Welsh abstract visual artist and soldier

Barry John MBE is a Welsh soldier and artist. He served in the British armed forces for over 23 years. In the 2010 New Years Honours List Barry John was awarded the MBE. He is mainly an abstract artist.

Barry John was born in Neyland, Pembrokeshire and was a pupil at Sir Thomas Picton School, Haverfordwest before joining the Army at the age of 16. His first posting to was to Hong Kong, and further postings to Korea, Malaysia, Jamaica, USA, Northern Ireland and Kosovo followed. The experiences he has had during his service have formed most of the content of his art.

For a time, John worked as a recruiting officer in Haverfordwest, but later rejoined the Welsh Regiment.

In 2013, John organised the Neyland Armistice Project, a collaborative art project to commemorate the 100th anniversary of the First World War.

After 24 years of service in the Army, John set up The VC Gallery in 2014.

== The VC Gallery ==
The VC Gallery is a charity based at 30 High Street Haverfordwest, Pembrokeshire. John had experience during his service of mental health work and PTSD and, combined with his artistic skills, he realised a need in his community for such a charity to use art to help overcome issues faced by veterans. The Gallery focuses on working with veterans, older people, children and anyone in the local community who feels they need time out to express themselves through art and creativity. As John says, "its all about socialising, community and art."

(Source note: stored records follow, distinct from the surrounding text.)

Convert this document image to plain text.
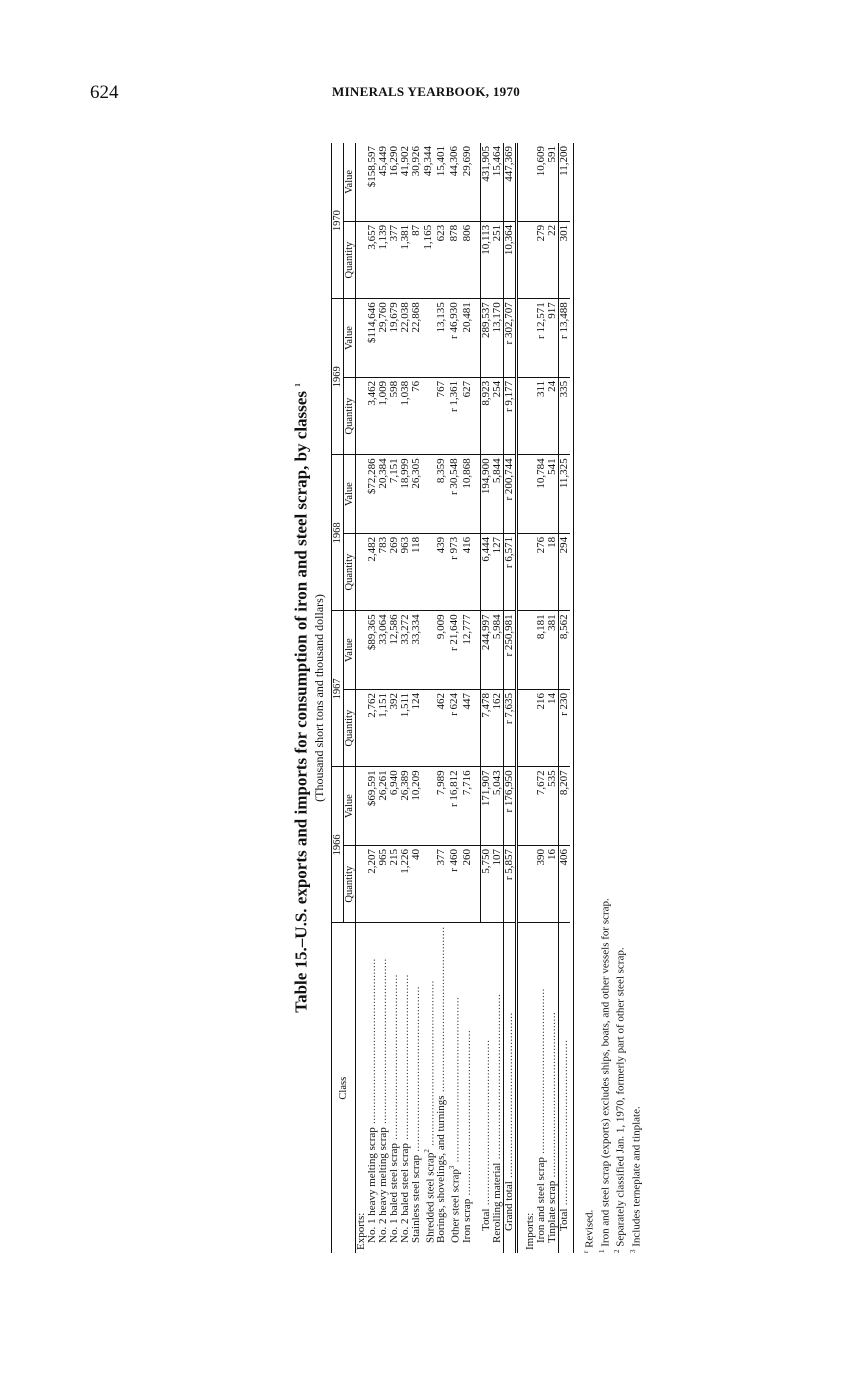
624	MINERALS YEARBOOK, 1970
Table 15.–U.S. exports and imports for consumption of iron and steel scrap, by classes $^1$
(Thousand short tons and thousand dollars)
Class	1966		1967		1968		1969		1970	
	Quantity	Value	Quantity	Value	Quantity	Value	Quantity	Value	Quantity	Value
Exports:										
No. 1 heavy melting scrap ...................................................	2,207	$69,591	2,762	$89,365	2,482	$72,286	3,462	$114,646	3,657	$158,597
No. 2 heavy melting scrap ...................................................	965	26,261	1,151	33,064	783	20,384	1,009	29,760	1,139	45,449
No. 1 baled steel scrap ...................................................	215	6,940	392	12,586	269	7,151	598	19,679	377	16,290
No. 2 baled steel scrap ...................................................	1,226	26,389	1,511	33,272	963	18,999	1,038	22,038	1,381	41,902
Stainless steel scrap ...................................................	40	10,209	124	33,334	118	26,305	76	22,868	87	30,926
Shredded steel scrap$^2$ ...................................................									1,165	49,344
Borings, shovelings, and turnings ...................................................	377	7,989	462	9,009	439	8,359	767	13,135	623	15,401
Other steel scrap$^3$ ...................................................	r 460	r 16,812	r 624	r 21,640	r 973	r 30,548	r 1,361	r 46,930	878	44,306
Iron scrap ...................................................	260	7,716	447	12,777	416	10,868	627	20,481	806	29,690

Total ...................................................	5,750	171,907	7,478	244,997	6,444	194,900	8,923	289,537	10,113	431,905
Rerolling material ...................................................	107	5,043	162	5,984	127	5,844	254	13,170	251	15,464
Grand total ...................................................	r 5,857	r 176,950	r 7,635	r 250,981	r 6,571	r 200,744	r 9,177	r 302,707	10,364	447,369

Imports:										
Iron and steel scrap ...................................................	390	7,672	216	8,181	276	10,784	311	r 12,571	279	10,609
Tinplate scrap ...................................................	16	535	14	381	18	541	24	917	22	591
Total ...................................................	406	8,207	r 230	8,562	294	11,325	335	r 13,488	301	11,200

$^r$ Revised.
$^1$ Iron and steel scrap (exports) excludes ships, boats, and other vessels for scrap.
$^2$ Separately classified Jan. 1, 1970, formerly part of other steel scrap.
$^3$ Includes terneplate and tinplate.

== Artwork and Exhibitions and Awards ==
John has held many solo art exhibitions throughout the UK and Europe and many group exhibitions including the John Creasey Museum in Salisbury and Exeter Castle. He has also exhibited in the Waterfront Gallery, Milford Haven, with an exhibition titled 'Homecoming', opened by Andrew Vicari. At the Mall Gallery, London, in the Armed Forces exhibition with Prince Charles and opened by the then Secretary of Defense, where John was presented with the Templar Award for Art. John did a number of pieces at the Art of Remembrance showing work on the Welsh at Mametz Wood. His work has also been auctioned as part of the Square Mile Salute. In 2017 he won an award for community work with at the Pride of Britain Awards and has won a Local Heros award for art three times. In 2019 he was awarded the Points of Light award from then prime minister Theresa May.

In August 2017 John held a solo exhibition at the Late November Gallery, Haverfordwest, opened by the former New York Times art critic, John Russell Taylor. In February 2018 John held a solo art exhibition called 'Remains of the Day' at Tenby Museum and Art Gallery. The exhibition featured a number of works including examples of his 'black graffiti' and Geisha girls.

John's work has been compared to Jean-Michel Basquiat, painting in a similar neo-expressionist style, stemming from the tradition of graffiti and street art.

John has works in museums and galleries including Kooywood Gallery, Cardiff, Pure Art, Milford Haven, Brunswick Gallery London, Trinity Fine Art, Broadway Luxury Gallery, Cotswolds, and the Fleek Gallery in Devon.